Leahy was instrumental in getting Congress to repeal the “Insurrection Act Rider” in the 2006 defense appropriations bill. That rider had given the President sweeping power to use military troops in ways contrary to the Insurrection Act and Posse Comitatus Act. The rider authorized the President to have troops patrol our streets in response to disasters, epidemics, and any “condition” he might cite.

Leahy said last December that this rider “made it easier for the President to take over the Guard and to declare martial law.” In a Senate statement on April 24, 2007, he cautioned against inserting the military “into domestic situations.” As he put it: “One of the distinguishing characteristics of the United States is that we do not use the military to patrol our communities and neighborhoods.” A few months before that, he warned that we must ensure that “the military is not used in a way that offends and endangers some of our most cherished values and liberties.”

The repeal of the rider was signed by Bush on January 28, though Amy Goodman reports that “Bush attached a signing statement that he did not feel bound by the repeal.”


Bush should be impeached, even with the few lame duck months left, for those "signing statements" which defy the Constitutional primacy of Congress over the Presidency.

__________FURTHER UPDATE__________
The fact of the troop deployment in the Homeland may be news to some. Laehy, who is a brave patriot who was really pissed at what his mail brought him shortly after 9/11 and who does not buy the "single troubled Fort Detrick researcher" version of weapon grade anthrax mailings that the FBI hung on Bruce Ivans dead body, is the one non-blog or left-internet opinion voice to be heard about clear concerns the step entails. By Leahy speaking up, the story and worries are going closer to mainstream. However, the worries are not new - they arose almost upon the public announcement of the deployment. Last Sunday in posting about two internet commentators, I mentioned the situation and gave links:

Friedman has an intensely provocative post about a matter that has generated much blog and internet reporting attention, and worry, about troop deployment in the "homeland" from Iraq duty, where Democracy Now and Army Times give some sobering detail - and where readers can Google to read more but still be left wondering - what's happening, what's being anticipated, why this?

Finally, Friedman posts a guest editorial by Miller, about election theft and the McCain choice of Sarah Palin.

If no other links are pursued but the last two, the homeland troop deployment and the Palin - election considerations, the most important gist of things can still be sensed. I do not discount election fraud and manipulation claims dating from the 2000 and 2004 presidential elections as freely as many others do. I think accepting the "generally accepted version" is much like being accepting without skepticism of all single-gunman-killed-Kennedy explanations. Believe what you will.

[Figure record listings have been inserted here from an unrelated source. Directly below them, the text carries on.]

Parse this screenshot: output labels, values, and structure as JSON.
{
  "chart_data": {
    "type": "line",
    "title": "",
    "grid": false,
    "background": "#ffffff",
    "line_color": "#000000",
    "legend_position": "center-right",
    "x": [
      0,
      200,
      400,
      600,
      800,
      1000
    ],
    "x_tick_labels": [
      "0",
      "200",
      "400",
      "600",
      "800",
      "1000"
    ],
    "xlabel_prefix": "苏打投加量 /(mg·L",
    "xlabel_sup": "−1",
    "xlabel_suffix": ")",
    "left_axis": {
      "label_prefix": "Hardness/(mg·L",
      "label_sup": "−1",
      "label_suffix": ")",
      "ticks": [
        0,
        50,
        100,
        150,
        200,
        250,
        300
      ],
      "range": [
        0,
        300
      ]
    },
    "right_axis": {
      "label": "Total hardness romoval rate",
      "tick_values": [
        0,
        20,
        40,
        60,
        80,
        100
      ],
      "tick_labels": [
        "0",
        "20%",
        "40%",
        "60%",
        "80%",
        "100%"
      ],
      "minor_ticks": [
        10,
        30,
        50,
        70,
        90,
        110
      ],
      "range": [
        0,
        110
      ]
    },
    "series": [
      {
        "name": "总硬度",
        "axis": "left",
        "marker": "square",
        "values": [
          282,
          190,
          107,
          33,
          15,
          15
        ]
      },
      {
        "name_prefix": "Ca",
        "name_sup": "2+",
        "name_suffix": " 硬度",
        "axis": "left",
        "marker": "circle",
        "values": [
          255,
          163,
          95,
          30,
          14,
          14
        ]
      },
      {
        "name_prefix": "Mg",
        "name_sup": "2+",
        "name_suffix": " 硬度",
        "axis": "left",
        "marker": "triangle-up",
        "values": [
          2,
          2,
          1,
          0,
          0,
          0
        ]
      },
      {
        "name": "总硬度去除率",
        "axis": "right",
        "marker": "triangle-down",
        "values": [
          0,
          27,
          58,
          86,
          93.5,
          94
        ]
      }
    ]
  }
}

Regarding generally accepted versions, there is open skepticism over the lone-anthrax ranger story, with no sidekick involved, as the anthrax answer; see what the anthrax-Ivans skeptics say, here, here, here, here, and here.

Whatever the views on the FBI and Justice Dept. closing of the anthrax mailing drama with only a single body onstage, not at all like Hamlet, we still have Posse Comitatus as history, and its wisdom arguably gone in a Constitutionally permissible way, since it was only statutory and grew from a history where troops had been used on Homeland soil, abusively, but without any definitive judicial holding of lack of Constitutional authority.